I am reminded of the scripture that says "For now we see in a mirror dimly, but then face to face. Now I know in part; then I shall know fully, even as rI have been fully known." 1 Corinthians 13:12
Though we can see God only as though through a veil, or a dim mirror, one day we shall see him clearly, or as the passage says, "face to face." What will it be like when the veil is lifted? One of my favorite contemporary Christian songs is Mercy Me's "I can only imagine." It is a song of speculation of what it will be like on the day when we believers finally meet Christ in person. The words of the chorus are:
Surrounded by Your glory, what will my heart feel
Will I dance for you Jesus or in awe of you be still
Will I stand in your presence or to my knees will I fall
Will I sing hallelujah, will I be able to speak at all
I can only imagine
Oh how I long for that day! I marvel at the thought of seeing my Savior clearly, of finally understanding the totality of the sacrifice He made for me, of experiencing Heavenly worship with the angels and with all the saints who have gone before me, of having a new, sin-free, perfect body, of spending eternity with my Lord! Doesn't the very thought of these things quicken your heart and cause you to worship, right at your computer screen?
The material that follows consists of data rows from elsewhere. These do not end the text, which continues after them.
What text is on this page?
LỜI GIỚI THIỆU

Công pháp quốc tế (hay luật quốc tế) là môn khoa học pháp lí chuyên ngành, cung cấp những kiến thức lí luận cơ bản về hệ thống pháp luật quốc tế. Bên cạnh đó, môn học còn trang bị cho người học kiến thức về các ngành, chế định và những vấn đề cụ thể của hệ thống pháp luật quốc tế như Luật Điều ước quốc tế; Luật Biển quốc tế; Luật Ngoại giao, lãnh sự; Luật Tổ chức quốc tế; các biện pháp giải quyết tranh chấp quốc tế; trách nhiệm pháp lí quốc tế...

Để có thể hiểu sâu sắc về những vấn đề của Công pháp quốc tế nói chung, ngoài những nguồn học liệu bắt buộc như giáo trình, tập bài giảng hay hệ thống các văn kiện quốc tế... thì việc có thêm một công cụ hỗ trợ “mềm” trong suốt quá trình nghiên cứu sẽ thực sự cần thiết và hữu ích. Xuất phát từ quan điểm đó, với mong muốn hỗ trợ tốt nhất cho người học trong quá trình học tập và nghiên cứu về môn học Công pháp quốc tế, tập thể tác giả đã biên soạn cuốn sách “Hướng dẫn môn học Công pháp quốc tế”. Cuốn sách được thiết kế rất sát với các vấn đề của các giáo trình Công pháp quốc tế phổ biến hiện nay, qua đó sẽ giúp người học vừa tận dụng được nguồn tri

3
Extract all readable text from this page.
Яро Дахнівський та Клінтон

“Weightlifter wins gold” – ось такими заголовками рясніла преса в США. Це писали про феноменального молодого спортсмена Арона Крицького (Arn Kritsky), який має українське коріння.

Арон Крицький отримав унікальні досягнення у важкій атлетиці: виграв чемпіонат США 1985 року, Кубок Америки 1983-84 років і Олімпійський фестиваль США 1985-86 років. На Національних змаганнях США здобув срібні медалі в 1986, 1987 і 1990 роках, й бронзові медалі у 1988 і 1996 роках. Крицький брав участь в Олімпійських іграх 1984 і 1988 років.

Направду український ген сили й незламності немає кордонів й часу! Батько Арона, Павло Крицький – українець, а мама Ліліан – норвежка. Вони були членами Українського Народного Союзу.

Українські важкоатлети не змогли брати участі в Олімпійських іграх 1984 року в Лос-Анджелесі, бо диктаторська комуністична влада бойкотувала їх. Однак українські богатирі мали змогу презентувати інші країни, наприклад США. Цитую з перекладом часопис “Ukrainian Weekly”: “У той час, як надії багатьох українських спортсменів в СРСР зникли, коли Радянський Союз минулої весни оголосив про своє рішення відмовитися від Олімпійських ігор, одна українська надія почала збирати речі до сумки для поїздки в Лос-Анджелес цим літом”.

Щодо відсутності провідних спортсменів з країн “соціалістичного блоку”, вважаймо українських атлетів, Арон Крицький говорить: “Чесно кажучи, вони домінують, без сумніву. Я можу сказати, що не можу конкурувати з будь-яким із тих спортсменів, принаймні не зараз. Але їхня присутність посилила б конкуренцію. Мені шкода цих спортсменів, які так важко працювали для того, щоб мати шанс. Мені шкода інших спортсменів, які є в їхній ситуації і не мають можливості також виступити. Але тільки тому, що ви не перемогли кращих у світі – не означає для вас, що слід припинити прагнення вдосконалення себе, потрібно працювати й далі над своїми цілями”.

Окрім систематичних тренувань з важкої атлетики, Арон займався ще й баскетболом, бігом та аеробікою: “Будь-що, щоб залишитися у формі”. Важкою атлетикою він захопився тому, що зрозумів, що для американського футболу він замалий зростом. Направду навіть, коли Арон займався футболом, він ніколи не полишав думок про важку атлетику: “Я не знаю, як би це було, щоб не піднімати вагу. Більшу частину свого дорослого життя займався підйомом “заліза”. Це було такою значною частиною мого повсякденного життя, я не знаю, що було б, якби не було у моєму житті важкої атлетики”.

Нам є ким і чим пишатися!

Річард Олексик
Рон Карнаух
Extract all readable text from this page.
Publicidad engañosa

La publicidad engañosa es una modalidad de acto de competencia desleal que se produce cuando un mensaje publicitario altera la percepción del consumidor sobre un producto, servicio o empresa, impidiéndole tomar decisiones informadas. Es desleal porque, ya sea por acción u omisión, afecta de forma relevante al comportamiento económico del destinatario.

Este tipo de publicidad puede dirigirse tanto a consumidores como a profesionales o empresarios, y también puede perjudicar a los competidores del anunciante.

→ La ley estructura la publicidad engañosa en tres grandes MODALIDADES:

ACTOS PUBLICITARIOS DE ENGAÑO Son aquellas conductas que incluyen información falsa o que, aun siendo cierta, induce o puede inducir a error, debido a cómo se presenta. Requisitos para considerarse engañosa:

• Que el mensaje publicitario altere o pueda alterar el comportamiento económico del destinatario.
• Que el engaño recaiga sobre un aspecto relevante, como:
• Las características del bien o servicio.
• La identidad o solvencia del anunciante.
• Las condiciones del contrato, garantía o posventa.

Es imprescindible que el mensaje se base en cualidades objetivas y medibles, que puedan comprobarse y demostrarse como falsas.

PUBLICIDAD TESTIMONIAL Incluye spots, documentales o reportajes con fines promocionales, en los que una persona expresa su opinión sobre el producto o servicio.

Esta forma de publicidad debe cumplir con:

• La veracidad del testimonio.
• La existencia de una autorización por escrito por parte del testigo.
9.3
Sometimes I am utterly undone and overcome by these thoughts, and I know that, in those moments, the Holy Spirit is singing within my soul. He is reminding me that, though my sins are as filthy rags, yet the Father sees me as whiter than the freshly fallen snow, because I am covered in the pure forgiveness of Christ. How wondrous, how glorious, how mysterious is the mercy of God! I am so thankful that He has revealed Himself to me. To see even dimly, even as through a veil, is to experience as much glory as I can handle. I know that if I were to see God in all of His glory, it would be too much for me in my sinful, earthly flesh. Yet, He allows me these glimpses, and they are what keep my faith alive and real. Oh yes, one day I will see clearly, face-to-face, and I look forward to that terrifying and glorious day.